Police raided the homes and offices of 36 people in the United States this week, making arrests in connection with an allegedly illegal online gambling scheme, much of which was operated through Costa Rica.

In total, 38 sportsbook agents and bookies were indicted and could face up to 25 years if convicted. Collectively, they took in more than $178 million in wagers over a 32-month period, in an activity U.S. federal officials call “highly illegal” and “criminal.”

Taking a moment to celebrate the end of a 38-month investigation, Florida’s Broward  County Sheriff Al Lamberti said, “This operation proves, once again, that crime has no borders and criminals have no boundaries.

Unregulated, illegal gambling has a negative impact on society and it’s gratifying to know that our deputies and detectives helped build a solid case against these criminals.”

Among those indicted were a New York City firefighter, a sanitation worker and a highway repairman, but arrests were made as far west as Nevada. The companies targeted used the following Web sites:;;;; and

James T. Hayes, Jr., an agent with the United States Immigration and Customs Enforcement Office of Investigations, added his comment to the arrests, saying, “The seizures made by (Immigration and Customs Enforcement) today destroy the backbone of this criminal organization. We remain committed to working with law enforcement at every level to ensure there is no reward, or profit, for those individuals and organizations who seek to engage in systematic criminal activity as a business model.”

As the United States continues to chipaway at an industry it labels illegal, some wonder what the trickle down effect will be in Costa Rica, a destination for sportsbooks, where about 10,000 people are employed in the industry.

Jim Quinn, CEO of the Off Shore Gaming Association, suspects that sportsbooks in the country will continue uninterrupted. Though the indictment targeted at least three Costa Rican companies, most of those arrested were in the United States.

“If the United States wanted to go down there, they could,” he said, “but they haven’t. “I seriously doubt the sportsbooks in Costa Rica are at risk,” he said. And added, “The reach of the U.S. only goes so far.” But the U.S. has had an impact in Costa Rica before.

Since the passage of a controversial law prohibiting the processing of bets for online gaming companies in 2006, at least 20 major sportsbook operations have closed  their doors. The most scarring of these closures was BetOnSports, which shut down its operations after U.S. officials arrested Edinburgh-born executive David Carruthers.

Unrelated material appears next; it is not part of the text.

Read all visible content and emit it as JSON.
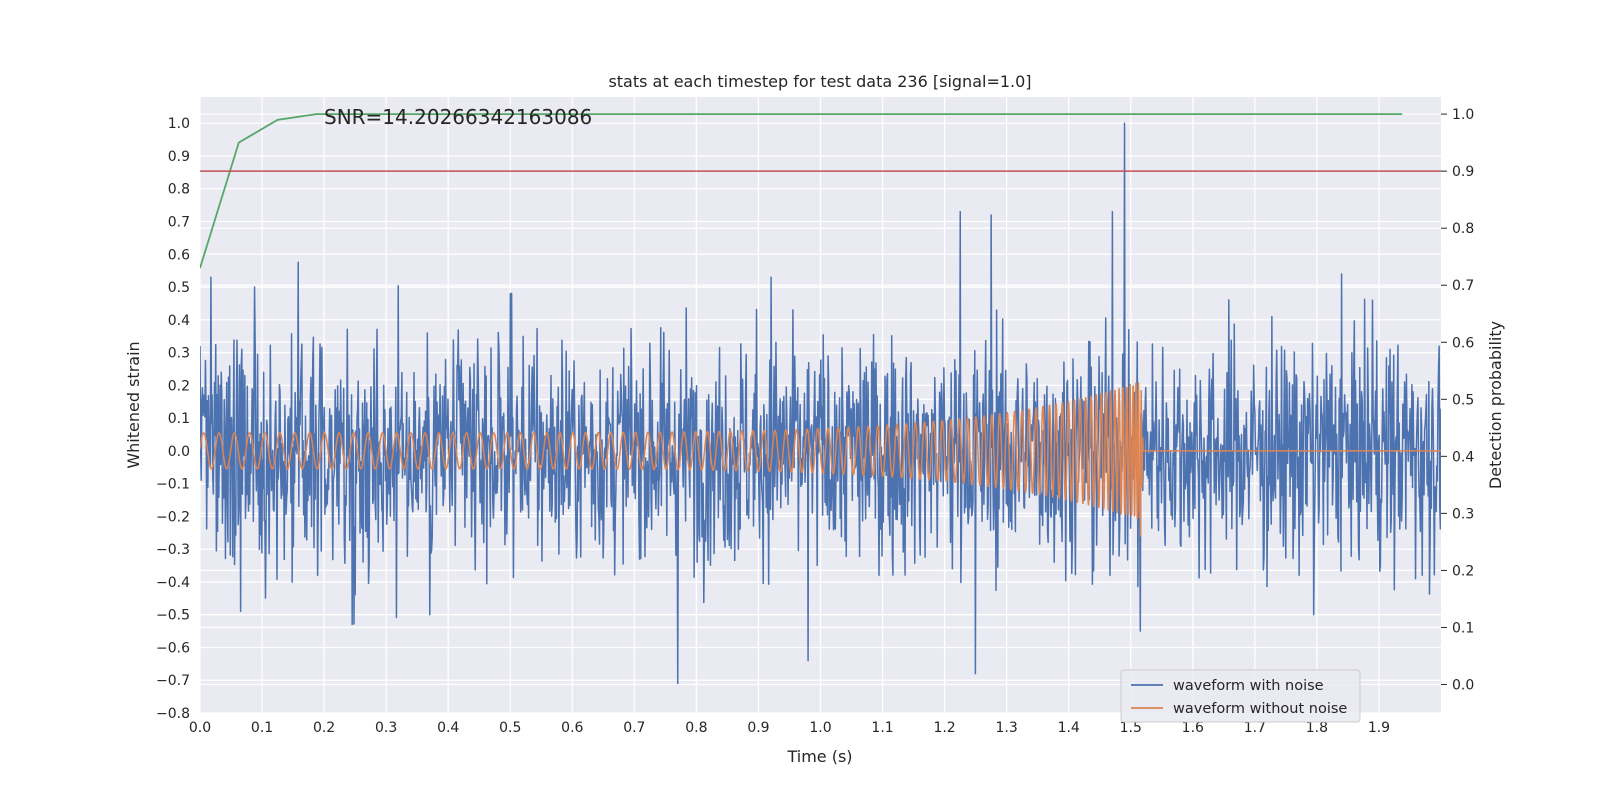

The move left 1,200 without jobs.

Even though a World Trade Organization ruling found that the U.S. policy regarding online gambling contradicts the country’s free market access commitments, which include access to betting services, the United States continues to put pressure on the industry on the home front.

The arrests this week represent just one incident in a long line of industry crackdowns. Quinn estimated that half the sportsbooking takes place entirely within the United States. The other half, like in the case of those recently arrested, operates with wire services and offshore call centers.

Opening offices in places like Costa Rica has allowed many online wagering sites to function technically outside of the language of the 2006 U.S. law. By having clients wire their money into offshore bank accounts and feeding the bets from there, they avoid processing bets with U.S. credit cards or bank accounts.

Kevin Ryan, spokesperson for the Queens County District Attorney’s Office, indicated  the individuals indicted on Wednesday were targeted because they also had operations based in the U.S.

“Despite the use of modern technology and an offshore wire room in Costa Rica,” he said, “the defendants are accused of running an old-fashioned bookmaking operation here in the United States.”

While sportsbooks fight one battle in the United States, they are facing other pressures here, as president-elect Laura Chinchilla plans to fund her security initiatives on taxes collected from online gambling outfits.

When she served in the legislative assembly and later as vice president, Laura Chinchilla pushed for more online gambling regulations. When BetOnSports was forced to close, she said the situation had the potential be a catalyst for regulating the industry.

Positing that regulation could stabilize online gambling, Chinchilla said at the time, “I believe we can convince them that regulation is good.” (TT, Aug. 2006).